Par Jean-Marc Vittori.

Le ministre du redressement productif Arnaud Montebourg a bloqué la vente du français Dailymotion à l’américain Yahoo ! Et vous vous demandez ce matin si c’est une bonne décision ?

Non, mais il n’y avait sans doute pas de bonne décision possible sur ce sujet. Alors reprenons l’histoire depuis le début. Dailymotion est une pépite française high-tech créé il y a huit ans, un site internet où chacun peut apporter et surtout regarder des vidéos, le tout étant financé par la pub. Chaque mois, plus de 100 millions d’internautes se connectent. Une belle réussite donc, trop rare en France. L’opérateur télécom Orange a peu à peu acheté Dailymotion, et voulait en revendre les trois quarts au portail américain Yahoo ! Pas question, a tonné Montebourg. Dailymotion doit rester français au moins à 50%. Du coup, l’Américain va aller chercher ailleurs.

Pourquoi n’est-ce pas une décision judicieuse ?

Passons sur le côté juridique. L’Etat est actionnaire de France Télécom Orange, mais seulement à hauteur de 27% ce qui ne lui donne pas le droit de décider ce que l’entreprise doit faire. La vraie question, c’est l’avenir de Dailymotion. En tombant dans l’escarcelle de Yahoo, Dailymotion aurait pu rentrer par la grande porte sur le marché américain, le marché de référence pour Internet. En restant chez Orange qui fait un métier très différent du sien, Dailymotion sera au contraire un confetti de l’empire, condamnée à rester surtout français, sans les moyens de rivaliser avec You Tube qui est dix fois plus gros que lui. Le ministre a certes promis, je le cite, de « créer les conditions optimales du développement de Dailymotion à l’international ». Il veut débloquer des fonds. Mais une entreprise ne prépare pas son avenir seulement à coup de millions.
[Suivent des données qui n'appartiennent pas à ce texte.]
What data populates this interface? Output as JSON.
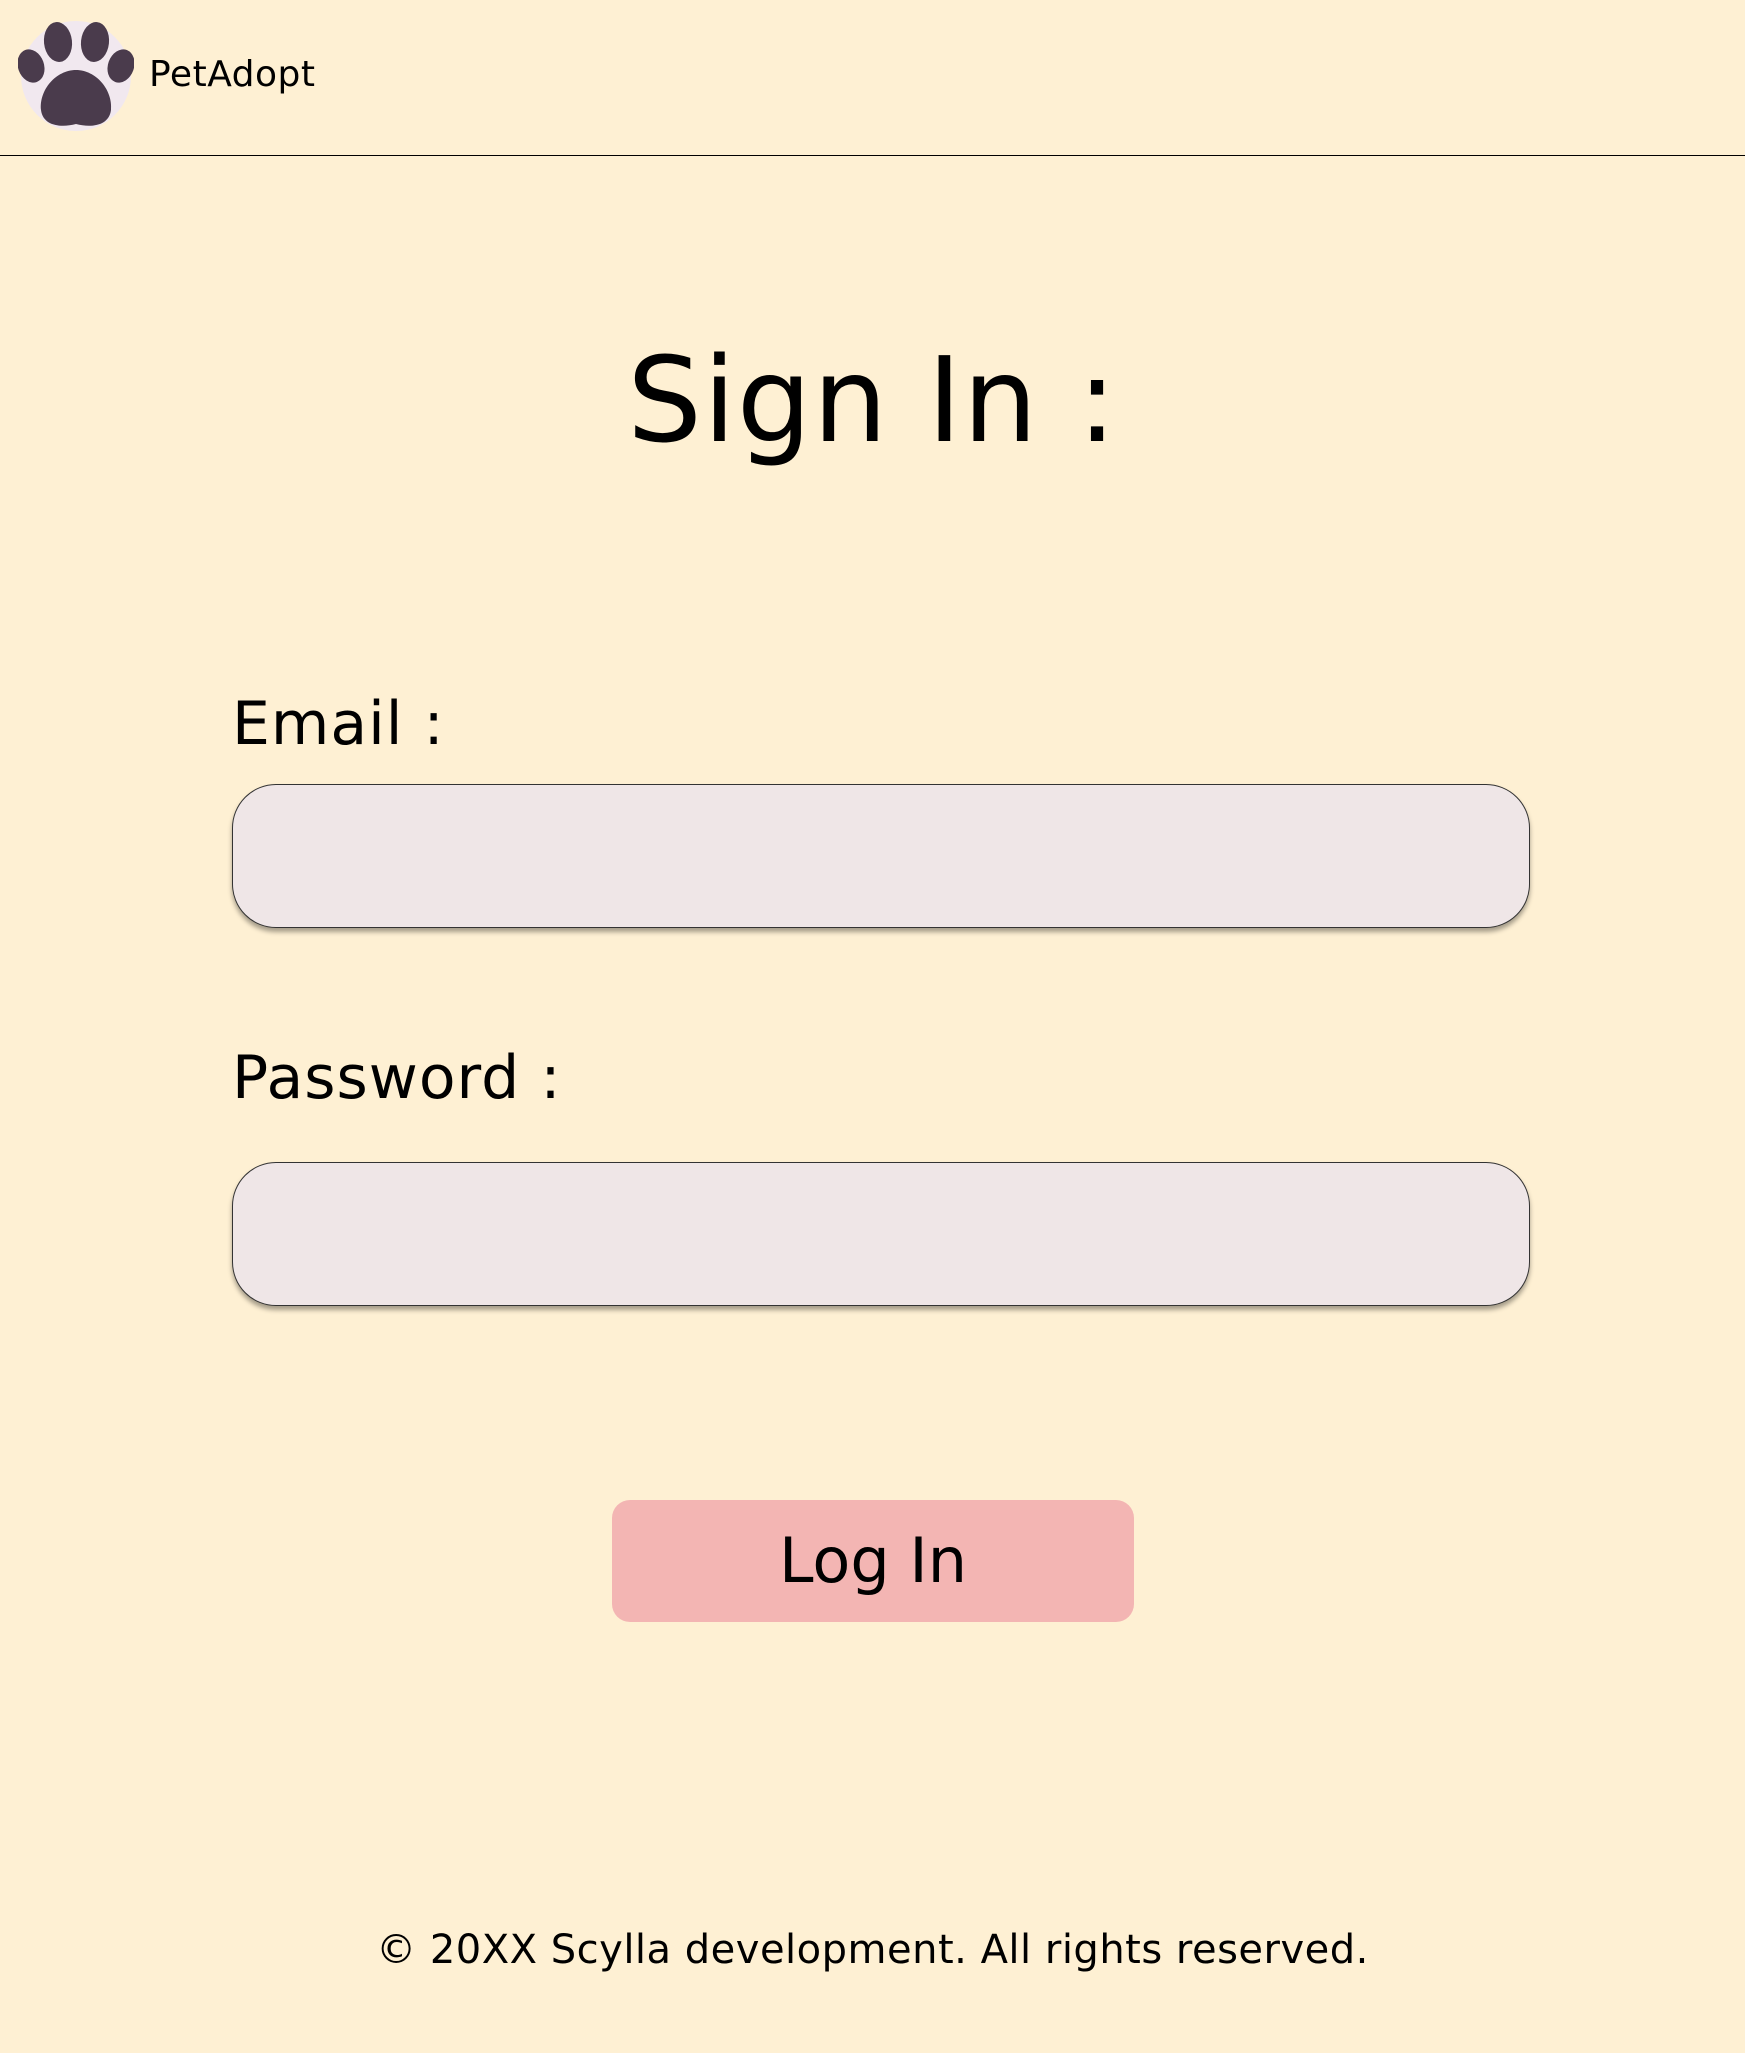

Il lui faut aussi des réseaux, des relais, tout un écosystème qui lui permet de s’épanouir. En France, cet écosystème existe pour l’aéronautique, pas pour Internet. On peut le regretter, mais pas le nier.

Que pouvait faire alors le ministre ?

Justement, pas grand chose. Soit une jeune pousse française, une de plus, est avalée par un géant américain, soit la jeune pousse végète. Ceci dit, on comprend pourquoi l’impétueux Arnaud Montebourg a voulu monter en première ligne sur ce dossier. Depuis un an, il tente en vain d’empêcher des usines de fermer - Florange, Petroplus, PSA ou Goodyear. Il y a de quoi déprimer le plus fougueux des mousquetaires. Là, il tient une jeune pousse, une entreprise qui monte, un succès qu’il veut garder made in France. Alors il fonce. Seul problème : il fonce… dans le mur.

Il n’y a alors aucune solution ?

Il n’y a pas de bonne solution, aujourd’hui, pour Dailymotion. Le moins pire aurait été de voir l’entreprise chez les Américains en en profitant pour tisser des liens et en s’efforçant de préserver de la matière grise en France. Mais il y a des solutions pour les prochaines jeunes pousses françaises. Il n’est pas très porteur de les laisser germer comme Dailymotion, un peu par hasard, entre deux plaques de béton administratif. En revanche, il y a tout à gagner à aménager des jardins pour jeunes pousses, avec des labos autour, des entreprises plus confirmées, des filières comme on dit, même si je n’aime pas beaucoup le mot. Ça, c’est tout à fait possible. Avec un seul bémol, ou plutôt une seule exigence : c’est une politique à dix ans et non à la petite semaine.